Posted by Dirk Roach on May 12, 2000 at 11:10:14:
Hi Mary Ann,
You are doing a SUPER job! You’ve established a relationship with the PM. You done some market research and you have read Lonnie’s Books.
Okay, Lonnie typically likes the three “s” deal, short (36 months or so), Sweet (yield which is good enough to him, and outstanding to everyone else), and Simple (not a lot complications).
Okay So lets crunch some numbers:
10 K Sales Price
9K Present Value (we’ll take 1k as a downski)
12.75% Interest (the Lonnie Industry Standard)
36 Mth Term
Gives us a
82.33% Yield (quite a bit better than a savings account)

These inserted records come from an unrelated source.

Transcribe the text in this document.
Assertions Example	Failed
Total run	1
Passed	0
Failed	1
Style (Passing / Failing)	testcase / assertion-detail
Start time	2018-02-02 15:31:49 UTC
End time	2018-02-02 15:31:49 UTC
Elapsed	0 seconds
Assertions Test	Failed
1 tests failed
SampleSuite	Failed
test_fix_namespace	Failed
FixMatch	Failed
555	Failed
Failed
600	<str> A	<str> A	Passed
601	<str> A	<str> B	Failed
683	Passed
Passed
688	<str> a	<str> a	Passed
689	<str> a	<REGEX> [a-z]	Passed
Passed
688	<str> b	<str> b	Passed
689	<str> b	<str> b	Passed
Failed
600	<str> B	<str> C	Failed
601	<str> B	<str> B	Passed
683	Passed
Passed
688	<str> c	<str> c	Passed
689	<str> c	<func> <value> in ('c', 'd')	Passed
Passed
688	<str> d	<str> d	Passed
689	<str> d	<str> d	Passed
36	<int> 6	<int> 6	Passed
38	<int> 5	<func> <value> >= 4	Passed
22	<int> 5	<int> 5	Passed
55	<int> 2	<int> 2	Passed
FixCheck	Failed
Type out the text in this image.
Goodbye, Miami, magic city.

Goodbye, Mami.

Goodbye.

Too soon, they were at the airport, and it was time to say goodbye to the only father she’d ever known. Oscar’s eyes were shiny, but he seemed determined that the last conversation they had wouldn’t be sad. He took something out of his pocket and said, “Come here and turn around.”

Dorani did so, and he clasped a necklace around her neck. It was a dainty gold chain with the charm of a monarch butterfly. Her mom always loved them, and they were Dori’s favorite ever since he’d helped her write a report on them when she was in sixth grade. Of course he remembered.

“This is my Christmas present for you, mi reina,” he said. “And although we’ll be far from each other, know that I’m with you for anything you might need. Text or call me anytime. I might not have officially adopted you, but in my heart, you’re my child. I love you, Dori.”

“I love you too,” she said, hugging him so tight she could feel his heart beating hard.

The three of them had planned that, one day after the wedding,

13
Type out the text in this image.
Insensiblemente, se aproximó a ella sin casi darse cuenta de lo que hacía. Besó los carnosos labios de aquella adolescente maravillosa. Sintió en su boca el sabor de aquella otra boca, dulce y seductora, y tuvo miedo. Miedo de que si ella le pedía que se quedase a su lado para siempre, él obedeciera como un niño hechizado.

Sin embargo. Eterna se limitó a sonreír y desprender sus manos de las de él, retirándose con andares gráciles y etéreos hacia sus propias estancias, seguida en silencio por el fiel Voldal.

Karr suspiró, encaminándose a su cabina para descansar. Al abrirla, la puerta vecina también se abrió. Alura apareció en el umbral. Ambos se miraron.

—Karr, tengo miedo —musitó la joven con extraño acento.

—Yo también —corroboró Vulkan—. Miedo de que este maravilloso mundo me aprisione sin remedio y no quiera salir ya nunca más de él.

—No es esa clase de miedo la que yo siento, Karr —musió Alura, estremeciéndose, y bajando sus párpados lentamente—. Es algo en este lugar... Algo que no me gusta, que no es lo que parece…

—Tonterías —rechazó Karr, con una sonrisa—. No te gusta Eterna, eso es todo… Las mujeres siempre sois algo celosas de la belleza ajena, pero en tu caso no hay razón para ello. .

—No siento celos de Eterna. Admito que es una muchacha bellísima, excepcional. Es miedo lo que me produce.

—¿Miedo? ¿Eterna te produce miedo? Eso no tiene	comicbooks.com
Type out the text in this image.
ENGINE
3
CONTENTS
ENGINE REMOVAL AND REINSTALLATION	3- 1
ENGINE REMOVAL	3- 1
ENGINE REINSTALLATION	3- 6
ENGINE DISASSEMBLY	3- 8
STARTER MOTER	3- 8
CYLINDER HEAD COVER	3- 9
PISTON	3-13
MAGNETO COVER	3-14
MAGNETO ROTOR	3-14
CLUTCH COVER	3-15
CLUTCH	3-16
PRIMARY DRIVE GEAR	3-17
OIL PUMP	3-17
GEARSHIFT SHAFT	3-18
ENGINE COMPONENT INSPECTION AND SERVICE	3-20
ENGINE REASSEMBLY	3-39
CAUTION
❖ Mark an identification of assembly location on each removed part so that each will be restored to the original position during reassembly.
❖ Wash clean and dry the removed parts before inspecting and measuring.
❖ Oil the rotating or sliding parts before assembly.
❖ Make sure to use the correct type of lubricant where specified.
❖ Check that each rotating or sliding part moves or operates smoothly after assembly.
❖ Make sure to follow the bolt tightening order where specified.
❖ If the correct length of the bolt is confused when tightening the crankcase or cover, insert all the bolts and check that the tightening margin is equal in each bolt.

The above scenario looks pretty cool to me, however the payment maybe a little high so lets see what happens when we stretch out the term a little
48 Mth Term
See your yield goes down because it’s a longer term, still a doable deal though.
Or we could increase the sale amount. Which sounds cool, (and possibly is) but with Pro’s comes Con’s, namely the sales tax will increase as will the insurance ( a little)
Okay let’s look at these numbers:
13K Sales Price
12K Present Value (again we’ll take a grand as a downski)
60 Mth Term (again we’ve stretched it out to the longest limit that I, personally like, (on singlewides I don’t like more than 5 year notes)
$271.00 Payment (again only 20 bucks more than your PM’s suggestion)
Now this is yet another option. But notice, yes we did increase sales price, but to off shoot that we had to increase our term.
So as you can see you’ll have to work with your numbers to fit your buyer.
Anyhow I think your on a good track.